How New Zealand saved Michael Crawford's life

Publish Date
Thursday, 19 January 2017, 12:21PM
Photo: Getty Images

Photo: Getty Images

Michael Crawford revealed in March of last year that he has been leading a secluded life in a small town on the other side of the world where he is known as Mike and his best friend is a dairy farmer.

The 75-year-old Some Mothers Do ’Ave ’Em star said moving to New Zealand had done wonders for his health and cured him of the chronic fatigue which he once feared would end his career.

Instead of ‘worrying about the future’ he now enjoys putting the world to rights in chats with his farmer friend and taking each day at  a time.

From his small house by the beach north of Auckland he goes sailing and fishing every day and has discovered the joys of gardening.

Crawford, who is divorced, is also able to make regular trips to Australia where one of his two daughters lives in Sydney with her husband and three children.

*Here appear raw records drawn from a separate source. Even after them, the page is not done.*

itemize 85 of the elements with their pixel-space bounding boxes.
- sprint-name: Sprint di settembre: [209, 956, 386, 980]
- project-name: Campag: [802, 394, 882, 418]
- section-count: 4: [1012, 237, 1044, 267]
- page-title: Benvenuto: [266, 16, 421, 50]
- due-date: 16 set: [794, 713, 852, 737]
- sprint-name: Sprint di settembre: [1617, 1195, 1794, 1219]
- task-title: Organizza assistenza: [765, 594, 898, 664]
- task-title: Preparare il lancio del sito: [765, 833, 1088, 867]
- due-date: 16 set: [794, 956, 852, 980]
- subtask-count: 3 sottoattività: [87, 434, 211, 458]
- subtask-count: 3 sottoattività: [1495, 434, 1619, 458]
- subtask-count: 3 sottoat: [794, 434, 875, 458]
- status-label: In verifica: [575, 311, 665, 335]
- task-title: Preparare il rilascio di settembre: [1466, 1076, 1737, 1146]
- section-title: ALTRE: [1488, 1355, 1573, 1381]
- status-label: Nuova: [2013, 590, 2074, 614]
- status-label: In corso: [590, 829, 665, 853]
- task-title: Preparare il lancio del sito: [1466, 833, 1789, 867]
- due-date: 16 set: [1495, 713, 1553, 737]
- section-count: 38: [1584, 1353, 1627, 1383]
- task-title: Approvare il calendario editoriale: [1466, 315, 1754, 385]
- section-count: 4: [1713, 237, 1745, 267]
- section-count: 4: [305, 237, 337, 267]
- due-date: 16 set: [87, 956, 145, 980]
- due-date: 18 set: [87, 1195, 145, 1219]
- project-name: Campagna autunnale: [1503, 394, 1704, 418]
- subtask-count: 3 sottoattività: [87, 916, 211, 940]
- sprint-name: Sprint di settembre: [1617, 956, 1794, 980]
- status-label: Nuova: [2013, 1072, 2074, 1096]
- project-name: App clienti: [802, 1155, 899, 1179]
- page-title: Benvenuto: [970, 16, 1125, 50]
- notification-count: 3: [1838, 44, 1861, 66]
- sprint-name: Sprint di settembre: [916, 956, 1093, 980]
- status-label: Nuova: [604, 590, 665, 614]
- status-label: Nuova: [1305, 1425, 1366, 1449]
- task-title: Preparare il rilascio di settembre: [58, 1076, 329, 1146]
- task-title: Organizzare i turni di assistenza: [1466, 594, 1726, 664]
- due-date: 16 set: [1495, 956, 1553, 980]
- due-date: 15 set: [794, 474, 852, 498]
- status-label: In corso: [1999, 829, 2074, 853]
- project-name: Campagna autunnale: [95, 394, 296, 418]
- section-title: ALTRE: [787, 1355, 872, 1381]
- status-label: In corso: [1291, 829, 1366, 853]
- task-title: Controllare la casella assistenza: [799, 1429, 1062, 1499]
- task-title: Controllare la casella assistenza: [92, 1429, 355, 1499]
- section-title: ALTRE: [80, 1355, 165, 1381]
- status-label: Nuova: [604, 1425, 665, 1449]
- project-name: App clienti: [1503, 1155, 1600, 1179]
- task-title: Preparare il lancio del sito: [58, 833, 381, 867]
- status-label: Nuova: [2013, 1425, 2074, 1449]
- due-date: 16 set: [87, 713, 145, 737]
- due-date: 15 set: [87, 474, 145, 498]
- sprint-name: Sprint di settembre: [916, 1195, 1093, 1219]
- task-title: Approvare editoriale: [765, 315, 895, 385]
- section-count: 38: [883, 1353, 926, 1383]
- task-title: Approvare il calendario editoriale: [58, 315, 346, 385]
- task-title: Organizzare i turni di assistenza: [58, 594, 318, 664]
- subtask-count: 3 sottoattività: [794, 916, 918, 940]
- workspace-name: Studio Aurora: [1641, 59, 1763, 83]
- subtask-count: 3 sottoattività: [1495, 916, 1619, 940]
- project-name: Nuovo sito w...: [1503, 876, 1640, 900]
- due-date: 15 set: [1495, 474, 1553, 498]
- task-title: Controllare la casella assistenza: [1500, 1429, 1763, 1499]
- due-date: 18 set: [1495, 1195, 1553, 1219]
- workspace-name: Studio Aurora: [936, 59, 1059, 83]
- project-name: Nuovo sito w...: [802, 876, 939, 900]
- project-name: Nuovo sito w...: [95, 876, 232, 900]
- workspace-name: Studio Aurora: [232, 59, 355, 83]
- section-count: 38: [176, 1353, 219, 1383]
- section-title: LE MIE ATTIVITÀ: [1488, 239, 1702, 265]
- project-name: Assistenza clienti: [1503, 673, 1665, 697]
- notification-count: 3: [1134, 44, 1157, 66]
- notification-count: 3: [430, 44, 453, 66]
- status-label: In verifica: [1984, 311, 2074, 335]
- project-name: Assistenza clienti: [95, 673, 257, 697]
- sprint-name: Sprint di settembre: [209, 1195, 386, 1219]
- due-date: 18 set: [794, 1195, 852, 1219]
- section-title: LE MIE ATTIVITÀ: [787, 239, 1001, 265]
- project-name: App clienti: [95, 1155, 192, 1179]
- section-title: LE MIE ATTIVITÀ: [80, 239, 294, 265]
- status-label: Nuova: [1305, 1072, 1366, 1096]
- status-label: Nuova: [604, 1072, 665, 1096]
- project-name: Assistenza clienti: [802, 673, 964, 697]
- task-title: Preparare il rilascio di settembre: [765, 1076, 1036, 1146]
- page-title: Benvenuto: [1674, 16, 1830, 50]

Crawford became a huge star as hapless Frank Spencer in the 1970s BBC sitcom Some Mothers Do ’Ave ’Em and went on to play the title role in the original production of Andrew Lloyd Webber’s The Phantom of the Opera.


He moved to New Zealand in 2007 after being diagnosed with myalgic encephalomyelitis, also known as ME or chronic fatigue syndrome.

Although he changed his diet and tried various herbs, nothing proved to be more effective than easing up on the pressures he had put on his life. 

‘I decided to relocate from Britain to get healthy and smell the roses,’ he said.

‘If you want solitude you can find it here and people are very respectful of that,’ he said of New Zealand which is home to tens of thousands of British migrants.

'You make mates who are in completely different areas of life to yourself. My best mate here is a dairy farmer and we talk every night for about 20 minutes about God knows what, sorting the world out, and we go sailing.

‘They know me as Mike. It’s always Michael in England - it’s more formal.’

Crawford had to have a hip replaced after falling on stage in the 1990s. Then in 2004 he played the obese Count Fosco in Lloyd Webber’s musical The Woman In White, but his rubber fat-suit made him sweat so much he became dangerously dehydrated and vulnerable to a virus.

His immune system broke down and this led to ME.

In 2015 he returned to the West End for the first time in seven years, playing the Wizard of Oz in Lloyd Webber’s lavish production at the London Palladium, but he's believed to still be living in our beautiful country.